Bisognerebbe fare come nel film Ritorno al Futuro. Andare indietro nel tempo di 18 anni, arrivare fino all’agosto 2003 con un almanacco sportivo, e aggirarci per la Spagna preannunciando che, di lì a poco, il Barcellona grazie a un certo Leo Messi sarebbe entrato in una dimensione nuova. Il problema è che non ci avrebbe creduto nessuno.
Da Laporta a Laporta
Non ci avrebbe creduto nessuno perché nel 2003 il Barcellona è in piena rifondazione. La Pulga è ancora nelle giovanili del Barcellona e fa già parlare di sé, ma per il debutto in prima squadra è ancora troppo presto. Quel Barça è in mano a Joan Laporta, esattamente come oggi, salito al potere dopo le dimissioni di Joan Gaspart, proprio come nel 2020 ma dopo quelle di Bartomeu.
Arrivato con grandi promesse, Laporta compie la sua rivoluzione dopo un campionato iniziato con Van Gaal e finito da Antic, chiuso al sesto posto in classifica, dopo aver toccato anche la 15esima posizione. Arrivano Quaresma, Rafa Marquez e, soprattutto, Ronaldinho, mentre in panchina si siede Frank Riijkard, reduce da un anno sabbatico dopo l’addio allo Sparta Rotterdam.
Dopo un avvio complicato, i catalani svoltano da gennaio in poi, grazie anche all’arrivo di Edgar Davids, ottenendo 13 vittorie in 15 partite, tra cui quelle in casa di Valencia, Deportivo e Real Madrid e arrivando fino al secondo posto, miglior piazzamento in 4 anni.
Un samurai inglese a Madrid
Il favorito per la vittoria finale è, tanto per cambiare, il Real Madrid. È l’era dei Galacticos, ma anche l’estate in cui salutano Del Bosque, Hierro, Makelele e Morientes. Queste partenze vengono colmate dall’arrivo di David Beckham che, nel giorno della presentazione, sfoggia un’acconciatura da samurai e l’inedita maglia 23, visto che la 7 è già sulle spalle di Luis Figo.
Sulla panchina del Bernabeu c’è Carlos Queiroz. Il portoghese lotta per il titolo fino a marzo, ma dopo un pareggio pieno di polemiche in casa contro il Valencia, i blancos vanno in tilt.
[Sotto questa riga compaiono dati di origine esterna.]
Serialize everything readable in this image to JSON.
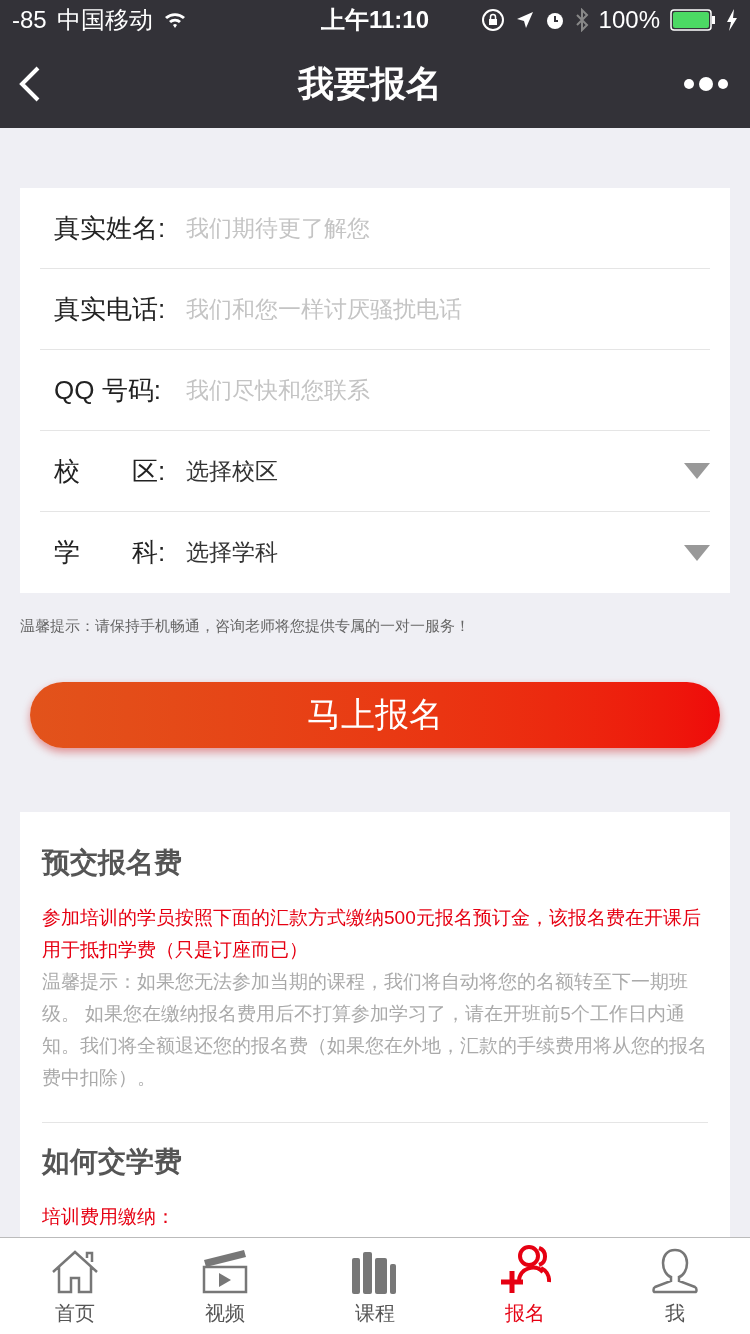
{
  "status_bar": {
    "signal": "-85",
    "carrier": "中国移动",
    "time": "上午11:10",
    "battery": "100%"
  },
  "nav": {
    "title": "我要报名"
  },
  "form": {
    "fields": [
      {
        "kind": "text",
        "label": "真实姓名:",
        "placeholder": "我们期待更了解您"
      },
      {
        "kind": "text",
        "label": "真实电话:",
        "placeholder": "我们和您一样讨厌骚扰电话"
      },
      {
        "kind": "text",
        "label": "QQ 号码:",
        "placeholder": "我们尽快和您联系"
      },
      {
        "kind": "select",
        "label": "校　　区:",
        "value": "选择校区"
      },
      {
        "kind": "select",
        "label": "学　　科:",
        "value": "选择学科"
      }
    ],
    "tip": "温馨提示：请保持手机畅通，咨询老师将您提供专属的一对一服务！"
  },
  "submit_button": "马上报名",
  "info": {
    "sections": [
      {
        "title": "预交报名费",
        "paragraphs": [
          {
            "kind": "highlight",
            "text": "参加培训的学员按照下面的汇款方式缴纳500元报名预订金，该报名费在开课后用于抵扣学费（只是订座而已）"
          },
          {
            "kind": "note",
            "text": "温馨提示：如果您无法参加当期的课程，我们将自动将您的名额转至下一期班级。 如果您在缴纳报名费用后不打算参加学习了，请在开班前5个工作日内通知。我们将全额退还您的报名费（如果您在外地，汇款的手续费用将从您的报名费中扣除）。"
          }
        ]
      },
      {
        "title": "如何交学费",
        "paragraphs": [
          {
            "kind": "highlight",
            "text": "培训费用缴纳："
          }
        ]
      }
    ]
  },
  "tab_bar": [
    {
      "kind": "home",
      "label": "首页",
      "selected": false
    },
    {
      "kind": "video",
      "label": "视频",
      "selected": false
    },
    {
      "kind": "books",
      "label": "课程",
      "selected": false
    },
    {
      "kind": "signup",
      "label": "报名",
      "selected": true
    },
    {
      "kind": "user",
      "label": "我",
      "selected": false
    }
  ]
}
Perdono la finale di Copa del Rey contro il Real Saragozza, vengono eliminati in Champions dal Monaco dell’ex Morientes e perdono 6 delle ultime 7 partite in Liga, scivolando fino al quarto posto e chiudendo il campionato con un tremendo 4-1 in casa contro la Real Sociedad.
Il volo dei Pipistrelli
Il vuoto di potere portato dalle difficoltà del Real Madrid viene colmato dal Valencia. I murcielagos (i pipistrelli) conquistano il secondo titolo in tre anni grazie al calcio organizzato di Rafa Benitez che sigilla la difesa grazie a Cañizares in porta, Ayala e Carboni in difesa e Albelda a centrocampo e conquista anche la Coppa Uefa in finale contro il Marsiglia.
Quella squadra però non è solo la miglior difesa del campionato, perché Mista è il capocannoniere, ma i protagonisti sono Ruben Baraja, fantastico interprete di un ruolo che verrà poi cucito addosso a Gerrard quando Benitez andrà al Liverpool, e Pablo Aimar, il Pajaso argentino da cui partono le principali azioni offensive.
Ronaldo, Pichichi 7 anni dopo
Nonostante le difficoltà del Real Madrid, è Ronaldo il Fenomeno a vincere la classifica cannonieri e il Trofeo Pichichi con 24 gol segnati, uno solo su rigore. Per il brasiliano, quando ancora non era necessario specificare la nazionalità di un Ronaldo, è la seconda volta in cui è il miglior marcatore del campionato spagnolo, 7 anni dopo la sua unica stagione a Barcellona, prima di arrivare all’Inter.
Ronaldo avrebbe poi ceduto il ruolo di simbolo della Liga a Ronaldinho che, a sua volta, in un passaggio di testimone avvenuto ufficialmente l’1 maggio 2005, avrebbe servito l’assist a Messi per il primo gol in Liga. Da quel giorno, ne sarebbero stati segnati altri 669 con la maglia del Barcellona, con 35 titoli vinti. Effettivamente, anche senza viaggio nel tempo, facciamo fatica anche noi, nel 2021, a credere a questi numeri.